Dimanche dernier, la capitale marocaine a été le théâtre d’une manifestation d’ampleur réunissant plusieurs milliers de citoyens, selon les observateurs de l’AFP. Le cortège, parti de l’avenue Mohammed V, a traversé le centre de Rabat sous les drapeaux palestiniens et marocains, scandant des slogans hostiles à la politique israélienne et à la normalisation des relations diplomatiques entre le Maroc et l’État hébreu. Aucun décompte officiel n’a été rendu public par les autorités locales.
Les manifestants, estimés à plus de 5 000 personnes, ont exprimé leur indignation face à une récente décision législative israélienne autorisant l’application de la peine de mort pour les résidents de Cisjordanie reconnus coupables d’actes terroristes meurtriers. « Non à la peine de mort », « Non à l’occupation et au sionisme », « Gaza affamée », ont résonné tout au long du parcours, portés par un collectif nommé Groupe d’action national pour la Palestine.
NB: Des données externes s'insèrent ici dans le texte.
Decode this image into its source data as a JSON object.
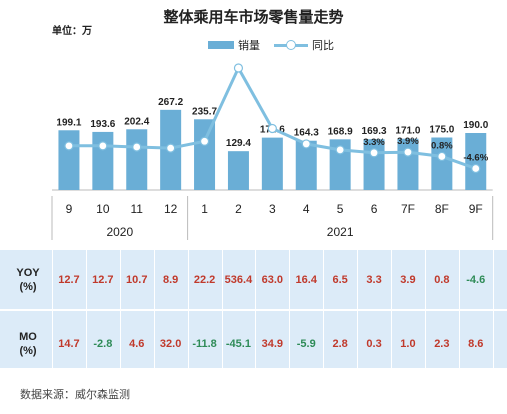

Cette structure, qui fédère des militants islamistes et des forces de gauche, dont le parti Justice et Développement, a appelé à cette mobilisation.
Une loi israélienne qui attise les tensions
Parmi les participants, Najoua Ouahbi, une jeune femme de 26 ans, a partagé son inquiétude quant à la situation humanitaire à Gaza et au sort des civils palestiniens. « Je manifeste aujourd’hui contre la situation alarmante à Gaza et le ciblage des civils », a-t-elle déclaré. Aziz El Hannaoui, porte-parole de la coalition organisatrice, a quant à lui insisté sur le soutien apporté aux prisonniers palestiniens menacés par cette nouvelle législation. La loi israélienne, adoptée récemment, prévoit que la peine capitale soit appliquée par défaut en cas d’homicide qualifié d’acte terroriste par la justice militaire israélienne.
Il convient de rappeler que, malgré l’existence légale de la peine de mort dans le droit israélien, celle-ci n’a été appliquée que deux fois dans l’histoire du pays : une première fois en 1962 lors de l’exécution d’Adolf Eichmann, principal organisateur de la Shoah, et une seconde en 1948 pour Meir Tobianski, avant que ce dernier ne soit disculpé à titre posthume. Jusqu’à présent, les tribunaux israéliens ne pouvaient prononcer cette sentence qu’à l’unanimité d’un collège de juges, un seuil rarement atteint, notamment dans les affaires liées au terrorisme.
La normalisation sous le feu des critiques
Les Accords d’Abraham, signés fin 2020, avaient marqué une étape majeure dans la normalisation des relations entre le Maroc et Israël, suscitant depuis lors une opposition croissante au sein de la population marocaine. Depuis le début du conflit entre Israël et le Hamas à Gaza le 7 octobre 2023, plusieurs rassemblements de grande ampleur ont eu lieu dans le royaume pour protester contre la politique israélienne et manifester leur solidarité avec le peuple palestinien.